Curiosidades do livro
- Contexto Histórico e Romantismo: A peça foi escrita em 1801, no auge do movimento romântico alemão. Schiller idealiza a figura histórica de Joana d'Arc, transformando-a em uma heroína romântica pura e trágica, mais do que um retrato historicamente preciso. Ele se afasta de algumas realidades históricas (como o julgamento por heresia e a fogueira) para criar um final mais épico e redentor em batalha.
- Popularidade e Crítica: "A Donzela de Orléans" foi um enorme sucesso desde sua estreia e é uma das peças mais populares de Schiller. No entanto, críticos apontam a licença poética significativa em relação aos fatos históricos, especialmente o final heróico no campo de batalha, que difere da morte real de Joana na fogueira. Schiller justificou sua escolha dizendo que a tragédia deve ter uma conclusão que eleve o espírito, e não que o deprima.
- Influência na Música: A peça inspirou várias obras musicais, incluindo a ópera "Giovanna d'Arco" de Giuseppe Verdi e a ópera de Tchaikovsky, "A Donzela de Orléans".

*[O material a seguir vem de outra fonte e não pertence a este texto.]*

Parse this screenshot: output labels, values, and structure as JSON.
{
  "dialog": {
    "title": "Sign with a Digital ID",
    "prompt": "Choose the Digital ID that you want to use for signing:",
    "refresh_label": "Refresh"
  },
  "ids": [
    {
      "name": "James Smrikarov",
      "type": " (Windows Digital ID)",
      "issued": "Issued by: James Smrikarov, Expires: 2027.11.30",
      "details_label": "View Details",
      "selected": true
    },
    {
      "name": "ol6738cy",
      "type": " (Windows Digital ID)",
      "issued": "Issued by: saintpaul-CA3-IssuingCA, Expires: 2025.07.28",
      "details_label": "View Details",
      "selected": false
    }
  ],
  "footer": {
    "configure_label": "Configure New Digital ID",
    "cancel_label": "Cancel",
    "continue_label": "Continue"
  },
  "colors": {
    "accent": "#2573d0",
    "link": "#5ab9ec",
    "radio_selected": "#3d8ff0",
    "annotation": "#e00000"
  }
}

- O Voto de Castidade: O voto de castidade de Joana é um elemento central da trama de Schiller. Ele serve como um símbolo de sua pureza e dedicação divina. A quebra (mesmo que apenas em pensamento) desse voto é o catalisador de sua crise de fé e subsequente desgraça.
- Recepção na França: Apesar de ser uma obra alemã sobre uma heroína francesa, a peça foi muito bem recebida na França, onde Joana d'Arc já era uma figura de orgulho nacional. A interpretação de Schiller ressoou com o espírito nacionalista da época.